Rajeev Masand – movies that matter : from bollywood, hollywood and everywhere else

January 22, 2010

Animal house

Filed under: Their Films — Rajeev @ 12:20 am

January 22, 2010

Cast: Max Records, Catherine Keener, Voices of James Gandolfini, Mark Ruffalo, Paul Dano, Forest Whitaker, Catherine O’Hara

Director: Spike Jonze

Maurice Sendak’s beloved picture book for children, Where The Wild Things Are translates into a complex but intriguing film by Spike Jonze. It’s the story of Max, a naughty 9-year-old who sails away to an exotic jungle and meets giant untamed creatures who adopt him as their like-minded king.

The source material was always going to be hard to adapt given that Sendak’s book consists of a mere 8 sentences. The challenge, hence, lay in fleshing out the tale, which Jonze does commendably. From the film’s opening credits that appear to be vandalized by a kid and his crayon, to the emotional outbursts that fuel the departure of the boy to the land of the Wild Things, the director knows exactly how to convey that childhood sense of having stronger emotions than you know how to deal with.

Still upset from being bullied by his sister’s friends, Max must now deal with his mother’s unwanted boyfriend. No wonder he puts on that wolf suit and acts out accordingly, before finally running away – into his own subconscious as you gather soon enough. He finds a boat and sails away, till he reaches an island where giant, rowdy, fuzzy beasts are having trouble getting along. In order to avoid being eaten by these creatures, he quickly comes up with one of those on-the-spot stories that kids like to tell, about his own superpowers and secret strengths. The Wild Things believe every word and make him their king. Not much later, Max realizes he’s been thrust into the parent role, and that out-of-control kids can be hard to manage.

Jonze’s film isn’t an easy watch because there’s little in terms of narrative.

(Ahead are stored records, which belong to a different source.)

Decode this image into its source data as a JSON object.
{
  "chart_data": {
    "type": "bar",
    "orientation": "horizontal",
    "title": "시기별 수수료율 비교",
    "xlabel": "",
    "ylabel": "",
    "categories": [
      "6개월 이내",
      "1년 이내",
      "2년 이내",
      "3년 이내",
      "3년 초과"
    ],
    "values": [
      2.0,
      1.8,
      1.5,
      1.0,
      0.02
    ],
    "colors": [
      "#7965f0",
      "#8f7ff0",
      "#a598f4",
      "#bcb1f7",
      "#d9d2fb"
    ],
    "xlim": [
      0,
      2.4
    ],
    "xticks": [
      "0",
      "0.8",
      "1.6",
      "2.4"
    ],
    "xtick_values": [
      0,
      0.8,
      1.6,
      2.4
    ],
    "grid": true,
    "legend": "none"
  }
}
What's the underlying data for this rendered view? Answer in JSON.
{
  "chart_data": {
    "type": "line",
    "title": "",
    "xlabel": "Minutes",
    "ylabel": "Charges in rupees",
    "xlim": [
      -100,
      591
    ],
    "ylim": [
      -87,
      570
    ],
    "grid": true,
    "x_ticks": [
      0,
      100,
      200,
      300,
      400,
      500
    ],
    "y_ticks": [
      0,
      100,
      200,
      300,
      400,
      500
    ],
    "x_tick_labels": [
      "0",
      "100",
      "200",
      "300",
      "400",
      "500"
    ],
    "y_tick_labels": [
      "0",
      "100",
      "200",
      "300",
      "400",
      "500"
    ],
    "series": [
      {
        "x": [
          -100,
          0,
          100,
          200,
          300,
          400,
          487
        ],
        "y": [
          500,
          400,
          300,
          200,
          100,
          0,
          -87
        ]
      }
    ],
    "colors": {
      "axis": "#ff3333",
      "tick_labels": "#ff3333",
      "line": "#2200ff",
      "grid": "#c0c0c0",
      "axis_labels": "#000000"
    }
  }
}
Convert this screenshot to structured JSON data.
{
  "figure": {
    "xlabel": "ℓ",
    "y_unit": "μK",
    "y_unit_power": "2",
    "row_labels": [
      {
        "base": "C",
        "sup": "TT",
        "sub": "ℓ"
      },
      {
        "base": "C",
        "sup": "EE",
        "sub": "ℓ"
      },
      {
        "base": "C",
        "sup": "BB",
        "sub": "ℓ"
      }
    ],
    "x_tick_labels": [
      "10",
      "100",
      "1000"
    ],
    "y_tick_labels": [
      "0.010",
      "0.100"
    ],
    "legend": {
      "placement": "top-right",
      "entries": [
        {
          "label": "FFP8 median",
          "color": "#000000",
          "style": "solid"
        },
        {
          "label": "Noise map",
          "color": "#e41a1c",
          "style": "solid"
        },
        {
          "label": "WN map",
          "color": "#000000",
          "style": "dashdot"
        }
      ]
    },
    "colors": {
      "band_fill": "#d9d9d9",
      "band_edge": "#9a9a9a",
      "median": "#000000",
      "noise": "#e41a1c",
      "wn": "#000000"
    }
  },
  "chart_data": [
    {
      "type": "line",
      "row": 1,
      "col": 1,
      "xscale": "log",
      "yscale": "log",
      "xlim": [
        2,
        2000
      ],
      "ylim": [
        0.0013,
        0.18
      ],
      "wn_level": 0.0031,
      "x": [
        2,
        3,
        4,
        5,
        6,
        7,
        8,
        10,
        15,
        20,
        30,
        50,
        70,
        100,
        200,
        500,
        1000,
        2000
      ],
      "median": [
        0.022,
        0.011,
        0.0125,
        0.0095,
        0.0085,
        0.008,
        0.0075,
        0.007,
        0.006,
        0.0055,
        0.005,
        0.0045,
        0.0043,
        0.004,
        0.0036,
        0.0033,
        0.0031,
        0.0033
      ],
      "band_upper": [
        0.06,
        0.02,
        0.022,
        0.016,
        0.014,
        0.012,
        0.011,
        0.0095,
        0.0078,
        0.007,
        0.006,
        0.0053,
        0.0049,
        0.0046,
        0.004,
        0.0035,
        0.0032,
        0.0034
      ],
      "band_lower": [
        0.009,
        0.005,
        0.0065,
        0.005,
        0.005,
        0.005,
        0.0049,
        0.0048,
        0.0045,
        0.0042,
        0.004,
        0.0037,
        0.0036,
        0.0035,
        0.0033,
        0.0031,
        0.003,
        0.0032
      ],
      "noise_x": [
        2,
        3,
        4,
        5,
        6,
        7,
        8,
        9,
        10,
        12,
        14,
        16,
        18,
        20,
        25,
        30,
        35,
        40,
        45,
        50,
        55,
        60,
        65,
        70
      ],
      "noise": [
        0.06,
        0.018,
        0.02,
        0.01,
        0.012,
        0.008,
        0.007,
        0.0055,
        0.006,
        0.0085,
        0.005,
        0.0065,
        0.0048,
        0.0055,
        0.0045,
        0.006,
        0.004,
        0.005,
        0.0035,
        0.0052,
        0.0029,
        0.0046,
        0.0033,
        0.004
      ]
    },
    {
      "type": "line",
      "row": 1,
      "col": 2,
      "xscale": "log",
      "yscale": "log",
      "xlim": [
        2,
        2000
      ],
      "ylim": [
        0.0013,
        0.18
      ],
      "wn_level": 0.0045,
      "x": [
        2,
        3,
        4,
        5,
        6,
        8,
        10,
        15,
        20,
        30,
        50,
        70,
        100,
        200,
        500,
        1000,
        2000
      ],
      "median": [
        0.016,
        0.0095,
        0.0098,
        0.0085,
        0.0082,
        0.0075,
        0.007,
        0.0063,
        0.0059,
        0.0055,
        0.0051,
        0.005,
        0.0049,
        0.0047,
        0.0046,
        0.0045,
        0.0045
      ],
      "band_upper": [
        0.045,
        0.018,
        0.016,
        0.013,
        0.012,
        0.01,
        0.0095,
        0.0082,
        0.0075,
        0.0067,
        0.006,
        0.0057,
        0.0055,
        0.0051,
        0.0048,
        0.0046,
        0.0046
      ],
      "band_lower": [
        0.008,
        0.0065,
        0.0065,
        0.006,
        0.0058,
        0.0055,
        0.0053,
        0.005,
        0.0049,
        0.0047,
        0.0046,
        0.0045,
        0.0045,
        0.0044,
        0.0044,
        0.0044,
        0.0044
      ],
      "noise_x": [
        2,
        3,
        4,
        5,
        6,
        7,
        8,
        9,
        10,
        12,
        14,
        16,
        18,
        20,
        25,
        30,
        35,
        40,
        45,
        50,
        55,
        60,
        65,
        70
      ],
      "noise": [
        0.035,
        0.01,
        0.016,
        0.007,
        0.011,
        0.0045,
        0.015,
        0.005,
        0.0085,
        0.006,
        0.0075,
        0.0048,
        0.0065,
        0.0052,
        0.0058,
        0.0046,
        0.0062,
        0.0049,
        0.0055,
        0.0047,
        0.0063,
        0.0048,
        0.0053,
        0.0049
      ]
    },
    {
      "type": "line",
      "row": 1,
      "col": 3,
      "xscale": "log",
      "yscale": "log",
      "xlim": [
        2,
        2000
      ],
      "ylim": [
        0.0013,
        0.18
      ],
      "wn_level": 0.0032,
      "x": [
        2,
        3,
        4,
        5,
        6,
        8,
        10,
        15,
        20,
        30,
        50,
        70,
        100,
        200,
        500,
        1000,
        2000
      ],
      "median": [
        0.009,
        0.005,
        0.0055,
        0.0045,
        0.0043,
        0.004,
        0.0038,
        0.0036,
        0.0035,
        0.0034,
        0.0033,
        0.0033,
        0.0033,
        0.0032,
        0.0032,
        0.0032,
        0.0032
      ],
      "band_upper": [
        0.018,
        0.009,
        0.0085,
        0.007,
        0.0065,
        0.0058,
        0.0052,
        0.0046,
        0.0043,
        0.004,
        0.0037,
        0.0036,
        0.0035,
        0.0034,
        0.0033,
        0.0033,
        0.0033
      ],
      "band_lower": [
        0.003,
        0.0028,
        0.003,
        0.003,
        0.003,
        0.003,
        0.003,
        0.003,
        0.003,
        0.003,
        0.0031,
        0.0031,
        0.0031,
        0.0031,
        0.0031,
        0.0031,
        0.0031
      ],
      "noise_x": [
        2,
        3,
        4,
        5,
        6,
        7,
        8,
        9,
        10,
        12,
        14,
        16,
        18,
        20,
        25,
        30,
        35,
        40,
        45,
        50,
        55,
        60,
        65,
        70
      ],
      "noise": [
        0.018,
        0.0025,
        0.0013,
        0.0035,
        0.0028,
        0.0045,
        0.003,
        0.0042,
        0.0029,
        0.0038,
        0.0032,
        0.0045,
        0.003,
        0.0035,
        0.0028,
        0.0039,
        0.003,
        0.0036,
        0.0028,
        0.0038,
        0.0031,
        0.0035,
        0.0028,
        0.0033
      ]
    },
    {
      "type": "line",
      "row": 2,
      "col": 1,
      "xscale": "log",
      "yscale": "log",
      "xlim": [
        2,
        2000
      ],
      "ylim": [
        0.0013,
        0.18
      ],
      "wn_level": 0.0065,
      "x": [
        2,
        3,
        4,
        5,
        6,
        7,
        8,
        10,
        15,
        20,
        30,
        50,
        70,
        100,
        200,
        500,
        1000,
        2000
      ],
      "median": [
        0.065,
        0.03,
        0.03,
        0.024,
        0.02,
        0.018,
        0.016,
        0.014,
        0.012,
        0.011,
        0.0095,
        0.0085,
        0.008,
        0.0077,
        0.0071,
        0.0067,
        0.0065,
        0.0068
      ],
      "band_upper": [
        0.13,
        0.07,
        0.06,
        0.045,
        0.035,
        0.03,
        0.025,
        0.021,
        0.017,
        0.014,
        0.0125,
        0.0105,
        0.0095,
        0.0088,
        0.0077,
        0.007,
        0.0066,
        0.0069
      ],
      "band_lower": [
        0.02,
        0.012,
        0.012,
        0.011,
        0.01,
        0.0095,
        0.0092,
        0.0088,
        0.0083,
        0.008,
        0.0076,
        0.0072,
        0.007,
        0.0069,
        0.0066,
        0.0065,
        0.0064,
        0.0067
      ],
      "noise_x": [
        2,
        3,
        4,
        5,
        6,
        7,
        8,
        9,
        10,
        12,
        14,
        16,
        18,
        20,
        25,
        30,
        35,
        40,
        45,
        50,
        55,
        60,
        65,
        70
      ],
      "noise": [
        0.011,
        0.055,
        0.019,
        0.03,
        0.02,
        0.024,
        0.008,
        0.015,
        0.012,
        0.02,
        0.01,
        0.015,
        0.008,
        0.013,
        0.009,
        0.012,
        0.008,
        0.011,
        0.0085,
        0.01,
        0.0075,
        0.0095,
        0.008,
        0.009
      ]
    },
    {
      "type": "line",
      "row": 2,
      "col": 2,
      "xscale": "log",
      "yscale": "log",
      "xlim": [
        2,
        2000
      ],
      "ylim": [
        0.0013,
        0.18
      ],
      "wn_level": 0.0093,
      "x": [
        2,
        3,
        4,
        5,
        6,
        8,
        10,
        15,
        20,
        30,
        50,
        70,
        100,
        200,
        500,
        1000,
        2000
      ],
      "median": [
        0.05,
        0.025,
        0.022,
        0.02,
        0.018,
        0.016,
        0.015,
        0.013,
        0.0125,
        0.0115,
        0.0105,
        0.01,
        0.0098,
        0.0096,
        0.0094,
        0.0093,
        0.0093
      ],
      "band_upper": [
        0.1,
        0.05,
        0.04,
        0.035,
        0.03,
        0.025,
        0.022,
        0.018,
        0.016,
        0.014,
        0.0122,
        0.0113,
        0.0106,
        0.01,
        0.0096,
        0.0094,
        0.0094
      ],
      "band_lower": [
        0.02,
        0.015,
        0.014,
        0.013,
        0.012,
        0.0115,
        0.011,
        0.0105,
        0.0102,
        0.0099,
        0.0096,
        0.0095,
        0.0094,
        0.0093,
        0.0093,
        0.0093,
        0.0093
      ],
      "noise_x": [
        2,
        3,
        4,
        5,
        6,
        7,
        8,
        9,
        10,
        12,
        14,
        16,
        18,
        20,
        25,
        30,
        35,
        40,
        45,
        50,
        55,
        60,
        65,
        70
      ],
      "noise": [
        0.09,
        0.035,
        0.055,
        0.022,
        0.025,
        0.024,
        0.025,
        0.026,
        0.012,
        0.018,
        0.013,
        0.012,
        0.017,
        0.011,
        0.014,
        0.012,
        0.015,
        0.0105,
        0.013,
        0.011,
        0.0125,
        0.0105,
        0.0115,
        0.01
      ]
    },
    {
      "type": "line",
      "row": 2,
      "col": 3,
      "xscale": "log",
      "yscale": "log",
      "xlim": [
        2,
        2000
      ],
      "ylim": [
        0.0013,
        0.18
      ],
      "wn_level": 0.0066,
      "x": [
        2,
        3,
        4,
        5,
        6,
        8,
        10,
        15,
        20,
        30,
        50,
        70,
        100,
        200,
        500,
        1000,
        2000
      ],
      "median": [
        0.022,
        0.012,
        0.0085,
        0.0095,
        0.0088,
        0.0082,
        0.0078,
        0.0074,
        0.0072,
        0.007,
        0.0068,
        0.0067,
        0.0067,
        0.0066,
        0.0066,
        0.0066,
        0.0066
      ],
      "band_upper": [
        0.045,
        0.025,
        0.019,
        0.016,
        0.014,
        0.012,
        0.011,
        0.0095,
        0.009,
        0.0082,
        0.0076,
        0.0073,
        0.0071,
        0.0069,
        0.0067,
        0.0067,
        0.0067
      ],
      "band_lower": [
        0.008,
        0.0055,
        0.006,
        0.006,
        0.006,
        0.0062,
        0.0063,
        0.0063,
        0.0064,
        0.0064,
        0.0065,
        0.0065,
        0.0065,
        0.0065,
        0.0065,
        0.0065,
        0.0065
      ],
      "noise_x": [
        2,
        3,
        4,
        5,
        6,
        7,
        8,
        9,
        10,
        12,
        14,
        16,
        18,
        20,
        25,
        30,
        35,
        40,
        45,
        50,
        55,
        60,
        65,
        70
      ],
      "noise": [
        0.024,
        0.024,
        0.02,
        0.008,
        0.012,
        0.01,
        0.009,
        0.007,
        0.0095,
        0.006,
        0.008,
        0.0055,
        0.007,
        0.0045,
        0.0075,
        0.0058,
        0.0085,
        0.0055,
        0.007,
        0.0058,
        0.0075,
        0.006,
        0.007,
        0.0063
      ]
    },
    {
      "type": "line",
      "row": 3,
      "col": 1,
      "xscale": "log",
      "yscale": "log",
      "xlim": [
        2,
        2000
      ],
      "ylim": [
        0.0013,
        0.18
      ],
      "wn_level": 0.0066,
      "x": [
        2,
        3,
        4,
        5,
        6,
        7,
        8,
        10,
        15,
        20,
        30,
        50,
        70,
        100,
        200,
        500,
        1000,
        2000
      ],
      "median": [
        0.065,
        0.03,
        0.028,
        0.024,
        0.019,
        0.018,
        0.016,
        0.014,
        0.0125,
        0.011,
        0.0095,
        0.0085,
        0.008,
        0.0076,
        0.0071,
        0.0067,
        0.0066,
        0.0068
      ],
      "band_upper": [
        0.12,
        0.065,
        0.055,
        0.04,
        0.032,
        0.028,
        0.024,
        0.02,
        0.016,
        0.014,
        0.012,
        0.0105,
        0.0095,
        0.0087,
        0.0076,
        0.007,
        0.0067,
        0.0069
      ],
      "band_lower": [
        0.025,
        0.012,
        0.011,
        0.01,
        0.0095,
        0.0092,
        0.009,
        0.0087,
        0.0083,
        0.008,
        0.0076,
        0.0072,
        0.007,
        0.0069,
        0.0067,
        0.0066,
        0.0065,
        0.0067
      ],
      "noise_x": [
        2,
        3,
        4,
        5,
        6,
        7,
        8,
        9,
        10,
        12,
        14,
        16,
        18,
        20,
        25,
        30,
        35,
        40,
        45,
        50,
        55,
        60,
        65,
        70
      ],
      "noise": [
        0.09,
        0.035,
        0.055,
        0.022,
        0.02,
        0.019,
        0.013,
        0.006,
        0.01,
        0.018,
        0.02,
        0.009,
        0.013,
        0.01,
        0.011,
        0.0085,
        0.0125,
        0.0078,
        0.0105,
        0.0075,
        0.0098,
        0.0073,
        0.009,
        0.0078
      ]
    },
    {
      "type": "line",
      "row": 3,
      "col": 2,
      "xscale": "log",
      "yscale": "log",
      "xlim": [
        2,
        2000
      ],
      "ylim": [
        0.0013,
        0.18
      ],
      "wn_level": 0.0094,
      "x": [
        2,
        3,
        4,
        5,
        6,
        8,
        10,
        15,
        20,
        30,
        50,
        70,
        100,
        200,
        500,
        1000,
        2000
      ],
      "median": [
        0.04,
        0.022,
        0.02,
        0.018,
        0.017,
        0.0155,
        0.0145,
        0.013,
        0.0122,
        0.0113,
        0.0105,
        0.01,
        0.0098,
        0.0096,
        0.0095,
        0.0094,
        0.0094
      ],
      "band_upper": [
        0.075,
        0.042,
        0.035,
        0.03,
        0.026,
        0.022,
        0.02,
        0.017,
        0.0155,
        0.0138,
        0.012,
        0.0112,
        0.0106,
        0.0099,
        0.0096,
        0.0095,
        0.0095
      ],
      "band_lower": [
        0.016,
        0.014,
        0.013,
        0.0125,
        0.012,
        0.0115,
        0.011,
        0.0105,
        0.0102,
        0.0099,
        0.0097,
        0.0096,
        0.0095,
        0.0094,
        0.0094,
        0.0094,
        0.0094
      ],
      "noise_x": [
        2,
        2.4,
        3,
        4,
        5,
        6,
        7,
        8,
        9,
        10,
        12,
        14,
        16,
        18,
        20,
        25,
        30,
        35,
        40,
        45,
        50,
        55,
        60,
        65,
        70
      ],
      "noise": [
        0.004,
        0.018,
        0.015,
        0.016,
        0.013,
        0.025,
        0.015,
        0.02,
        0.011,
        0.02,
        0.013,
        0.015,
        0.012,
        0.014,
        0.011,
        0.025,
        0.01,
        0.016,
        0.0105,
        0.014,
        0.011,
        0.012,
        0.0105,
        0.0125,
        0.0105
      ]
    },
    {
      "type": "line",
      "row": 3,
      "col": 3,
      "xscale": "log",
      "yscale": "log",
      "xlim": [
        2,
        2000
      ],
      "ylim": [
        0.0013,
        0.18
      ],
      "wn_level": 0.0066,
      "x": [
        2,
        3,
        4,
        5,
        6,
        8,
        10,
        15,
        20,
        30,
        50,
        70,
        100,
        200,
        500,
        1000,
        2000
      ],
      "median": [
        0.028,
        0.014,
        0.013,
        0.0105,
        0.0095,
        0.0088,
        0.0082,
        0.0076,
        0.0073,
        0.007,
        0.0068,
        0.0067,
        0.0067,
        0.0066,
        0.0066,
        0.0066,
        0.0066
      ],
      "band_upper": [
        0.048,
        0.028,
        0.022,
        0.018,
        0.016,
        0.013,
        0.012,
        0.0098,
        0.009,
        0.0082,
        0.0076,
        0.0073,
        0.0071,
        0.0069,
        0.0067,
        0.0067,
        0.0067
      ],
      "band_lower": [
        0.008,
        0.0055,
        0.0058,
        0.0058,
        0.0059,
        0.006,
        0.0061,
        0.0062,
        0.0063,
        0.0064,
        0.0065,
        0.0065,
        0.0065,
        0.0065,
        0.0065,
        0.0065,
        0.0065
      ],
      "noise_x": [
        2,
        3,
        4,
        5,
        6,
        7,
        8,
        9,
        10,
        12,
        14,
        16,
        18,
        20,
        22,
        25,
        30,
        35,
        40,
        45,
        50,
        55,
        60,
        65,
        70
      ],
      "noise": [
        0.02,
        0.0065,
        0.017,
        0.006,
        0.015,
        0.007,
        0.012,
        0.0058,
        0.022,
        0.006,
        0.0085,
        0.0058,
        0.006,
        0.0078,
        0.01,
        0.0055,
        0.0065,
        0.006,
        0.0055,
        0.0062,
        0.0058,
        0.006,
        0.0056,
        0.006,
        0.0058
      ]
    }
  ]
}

But you cannot deny that in terms of emotional truth he pretty much hits all the right notes. Children, especially those unfamiliar with the book, will find it hard to understand the subtext and will probably lose patience at the half-way mark. But discerning adults are likely to appreciate the layers.

The director brings the Wild Things alive by shooting the action live with puppeteers inside nine-foot creature costumes, and then using CGI to add facial expressions and tics. It helps that credible actors are cast to voice the various beasts – James Gandolfini as the gruff but vulnerable Carol, Catherine O’Hara and Paul Dano as the insecure Judith and Alexander, and Forest Whitaker and Chris Cooper as the more assured Ira and Douglas.

The film’s a remarkable visual achievement unarguably, but if you study it closely you’ll notice it captures the thrill and excitement of childhood without ever shying away from its very real complexities and pains.

I’m going with three-and-a-half out of five for Spike Jonze’s Where The Wild Things Are; it’s not so much a film for children as it is a film about childhood. Gather your patience and give it a chance.